The Pull of Horses on Local and National Histories and Identities exhibition featured a 16 x 9 foot screen at the center of the gallery. This screen displayed an original documentary by Dr. Kim Marra and Mark Anderson which played on a loop during open hours.

Film: The Pull of Horses in Urban American Performance, 1860-1920 (2019)
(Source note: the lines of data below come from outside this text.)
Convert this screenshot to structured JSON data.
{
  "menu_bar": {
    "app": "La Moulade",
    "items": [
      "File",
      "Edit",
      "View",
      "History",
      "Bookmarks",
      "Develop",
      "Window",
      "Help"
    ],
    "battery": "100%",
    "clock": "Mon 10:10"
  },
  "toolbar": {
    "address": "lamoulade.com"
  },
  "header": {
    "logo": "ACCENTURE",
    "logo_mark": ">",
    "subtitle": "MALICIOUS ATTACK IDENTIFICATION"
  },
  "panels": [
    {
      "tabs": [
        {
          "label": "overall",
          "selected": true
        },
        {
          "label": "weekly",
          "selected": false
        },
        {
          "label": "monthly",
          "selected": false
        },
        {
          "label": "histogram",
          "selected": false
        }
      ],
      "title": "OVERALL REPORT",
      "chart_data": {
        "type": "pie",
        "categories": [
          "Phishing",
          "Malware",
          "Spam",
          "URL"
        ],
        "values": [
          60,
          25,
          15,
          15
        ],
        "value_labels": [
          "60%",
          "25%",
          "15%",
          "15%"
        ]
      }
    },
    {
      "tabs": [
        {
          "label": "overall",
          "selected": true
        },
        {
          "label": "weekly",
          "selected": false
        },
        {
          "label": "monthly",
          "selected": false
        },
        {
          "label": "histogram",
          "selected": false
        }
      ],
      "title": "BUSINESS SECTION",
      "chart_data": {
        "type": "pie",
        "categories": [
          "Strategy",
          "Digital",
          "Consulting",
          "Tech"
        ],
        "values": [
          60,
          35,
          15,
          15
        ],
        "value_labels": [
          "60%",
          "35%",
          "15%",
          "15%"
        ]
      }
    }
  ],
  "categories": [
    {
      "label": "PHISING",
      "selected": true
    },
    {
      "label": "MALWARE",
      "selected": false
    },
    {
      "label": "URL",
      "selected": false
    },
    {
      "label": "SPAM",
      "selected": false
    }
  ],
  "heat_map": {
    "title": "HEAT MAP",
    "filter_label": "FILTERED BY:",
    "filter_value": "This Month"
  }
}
This is an original full-length (72-minute) documentary created at the University of Iowa Digital Scholarship and
Publishing Studio over a three-and-a-half year collaboration by Kim Marra, Professor of Theatre Arts and American
Studies; Mark Anderson, Digital Scholarship and Collections Librarian; and Wade Hampton, a Theatre Arts major
(BA, 2018). The film is structured with an introduction and five sections—Life in Stables, Work Horses, Central Park,
Show Horses, and Horses on Stage—that illuminate how horses shaped gender and other human identities and bodies in and beyond the emerging U.S. cultural capital, New York City. Circa 1900, 130,000 horses lived and worked among 1.85 million people on the island of Manhattan. To gain a sense of that now forgotten density of urban horse presence, viewers were encouraged to experience as much of the video as possible in the gallery at full scale. The video is open-access and can also be viewed in its entirety online. Closed captioning is available as an option while viewing the film.

This image also is an excellent panoramic view of much of the exhibition and provides context for some of the more close-up exhibit documentation photographs.